The lawmakers highlighted several jurisdictions in the region. Arlington, for example, is receiving about 2,700 doses each week but has the capacity to administer 1,000 each day, they said. In Alexandria, more than 25,000 people are on a vaccine waiting list, and in neighboring Fairfax County, more than 100,000 people are in line.

“A vaccination site in Northern Virginia is the easiest way to meet supply with demand right now and to help the president’s goal of a strong vaccination rollout for his first 100 days,” they wrote.

President Biden unveiled the proposal to create mass vaccination sites on his first day in office. The centers would be run by FEMA, drastically ramping up the federal government’s role in the pandemic response.
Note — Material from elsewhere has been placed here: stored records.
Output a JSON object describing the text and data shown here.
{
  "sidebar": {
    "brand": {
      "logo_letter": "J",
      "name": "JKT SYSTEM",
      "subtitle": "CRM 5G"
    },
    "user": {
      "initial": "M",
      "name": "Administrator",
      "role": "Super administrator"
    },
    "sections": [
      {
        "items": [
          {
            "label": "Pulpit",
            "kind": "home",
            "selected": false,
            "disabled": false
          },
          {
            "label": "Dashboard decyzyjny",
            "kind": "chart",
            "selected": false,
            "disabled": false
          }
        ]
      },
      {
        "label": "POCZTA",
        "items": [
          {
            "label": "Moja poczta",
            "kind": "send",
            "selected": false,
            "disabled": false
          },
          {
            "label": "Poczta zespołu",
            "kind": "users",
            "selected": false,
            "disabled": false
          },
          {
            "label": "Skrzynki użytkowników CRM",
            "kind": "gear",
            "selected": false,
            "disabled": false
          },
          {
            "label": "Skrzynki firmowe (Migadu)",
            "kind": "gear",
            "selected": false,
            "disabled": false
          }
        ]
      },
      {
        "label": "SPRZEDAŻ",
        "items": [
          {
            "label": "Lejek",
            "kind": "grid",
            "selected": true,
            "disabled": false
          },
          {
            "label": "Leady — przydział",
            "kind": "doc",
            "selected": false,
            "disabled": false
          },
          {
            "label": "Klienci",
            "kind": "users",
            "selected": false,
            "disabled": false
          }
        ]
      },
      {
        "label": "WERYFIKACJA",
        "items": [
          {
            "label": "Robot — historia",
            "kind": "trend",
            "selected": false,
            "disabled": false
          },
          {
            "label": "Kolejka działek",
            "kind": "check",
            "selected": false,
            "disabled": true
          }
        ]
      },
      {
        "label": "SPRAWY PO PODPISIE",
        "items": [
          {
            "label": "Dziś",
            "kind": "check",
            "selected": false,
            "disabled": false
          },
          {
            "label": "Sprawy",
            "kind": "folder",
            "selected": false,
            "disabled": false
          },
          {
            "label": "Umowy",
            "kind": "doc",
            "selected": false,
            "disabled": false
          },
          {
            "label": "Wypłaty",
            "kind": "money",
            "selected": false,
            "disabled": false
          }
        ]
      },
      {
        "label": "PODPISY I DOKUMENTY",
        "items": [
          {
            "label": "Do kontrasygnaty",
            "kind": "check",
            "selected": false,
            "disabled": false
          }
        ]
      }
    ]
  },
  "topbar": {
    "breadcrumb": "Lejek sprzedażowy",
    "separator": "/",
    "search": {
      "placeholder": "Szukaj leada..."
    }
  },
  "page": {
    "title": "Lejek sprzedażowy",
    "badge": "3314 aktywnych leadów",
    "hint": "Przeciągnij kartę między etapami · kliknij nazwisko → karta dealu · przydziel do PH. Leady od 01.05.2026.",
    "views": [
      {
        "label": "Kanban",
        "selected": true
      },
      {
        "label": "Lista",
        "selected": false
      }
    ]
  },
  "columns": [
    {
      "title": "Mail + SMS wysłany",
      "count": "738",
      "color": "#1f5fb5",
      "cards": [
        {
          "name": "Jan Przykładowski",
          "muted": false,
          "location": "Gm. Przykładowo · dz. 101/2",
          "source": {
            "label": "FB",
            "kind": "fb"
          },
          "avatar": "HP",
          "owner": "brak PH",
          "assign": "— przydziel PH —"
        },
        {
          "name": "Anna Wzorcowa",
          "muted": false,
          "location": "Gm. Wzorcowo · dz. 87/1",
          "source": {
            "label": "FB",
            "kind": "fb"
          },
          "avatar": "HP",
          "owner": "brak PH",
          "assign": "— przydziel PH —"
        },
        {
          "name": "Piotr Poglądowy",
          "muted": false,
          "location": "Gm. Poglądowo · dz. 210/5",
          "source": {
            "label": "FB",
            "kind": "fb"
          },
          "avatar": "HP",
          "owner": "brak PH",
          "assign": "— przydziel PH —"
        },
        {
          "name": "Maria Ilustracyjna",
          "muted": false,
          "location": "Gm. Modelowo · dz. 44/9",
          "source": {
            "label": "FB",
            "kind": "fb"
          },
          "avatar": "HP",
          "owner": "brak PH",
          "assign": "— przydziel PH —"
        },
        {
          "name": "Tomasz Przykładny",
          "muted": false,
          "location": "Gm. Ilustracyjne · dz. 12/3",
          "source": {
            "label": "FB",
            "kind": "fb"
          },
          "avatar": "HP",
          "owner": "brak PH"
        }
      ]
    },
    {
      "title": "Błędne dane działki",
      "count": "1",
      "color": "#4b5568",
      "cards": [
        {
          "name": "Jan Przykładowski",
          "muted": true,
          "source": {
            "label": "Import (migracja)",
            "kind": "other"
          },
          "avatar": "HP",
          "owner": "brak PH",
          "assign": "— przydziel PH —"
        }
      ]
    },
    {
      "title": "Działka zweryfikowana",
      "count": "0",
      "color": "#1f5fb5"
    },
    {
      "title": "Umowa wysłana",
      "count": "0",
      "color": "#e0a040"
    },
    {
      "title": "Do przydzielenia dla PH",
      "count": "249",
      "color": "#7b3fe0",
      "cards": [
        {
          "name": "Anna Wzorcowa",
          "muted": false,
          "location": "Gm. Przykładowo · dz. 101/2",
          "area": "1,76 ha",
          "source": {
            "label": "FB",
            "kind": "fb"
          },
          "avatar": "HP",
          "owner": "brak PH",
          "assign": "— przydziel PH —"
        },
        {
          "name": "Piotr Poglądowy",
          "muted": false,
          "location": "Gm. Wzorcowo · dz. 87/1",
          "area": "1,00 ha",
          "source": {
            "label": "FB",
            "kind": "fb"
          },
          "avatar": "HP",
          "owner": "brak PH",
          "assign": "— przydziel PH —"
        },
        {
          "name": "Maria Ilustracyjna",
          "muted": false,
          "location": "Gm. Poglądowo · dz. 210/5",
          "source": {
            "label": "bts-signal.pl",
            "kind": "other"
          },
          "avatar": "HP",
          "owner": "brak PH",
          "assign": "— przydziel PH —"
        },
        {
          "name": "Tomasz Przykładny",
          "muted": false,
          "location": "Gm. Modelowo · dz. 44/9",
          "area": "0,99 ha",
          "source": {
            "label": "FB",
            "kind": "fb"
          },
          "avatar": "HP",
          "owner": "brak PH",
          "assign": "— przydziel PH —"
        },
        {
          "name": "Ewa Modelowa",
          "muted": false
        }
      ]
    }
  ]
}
In the District, council members expressed concerns Tuesday about the city’s approach to vaccinating seniors.

The city makes new vaccine appointments available each Thursday and Friday morning. Eligible residents must log on to a city website or call a hotline to reserve an appointment — and all available spots are generally snagged within minutes.

Six members of the D.C. Council sent a letter Tuesday to Deputy Mayor for Health and Human Services Wayne Turnage, arguing that the city should set up a process for seniors to enter their addresses and other information into the system one time, then be placed on a wait list to get vaccinated, rather than trying to race for a new spot each time.

The region’s record death toll Tuesday included nine fatalities in the District, 93 in Virginia and 63 in Maryland. The District reported 195 new cases Tuesday, while Virginia reported 4,707 and Maryland reported 1,482.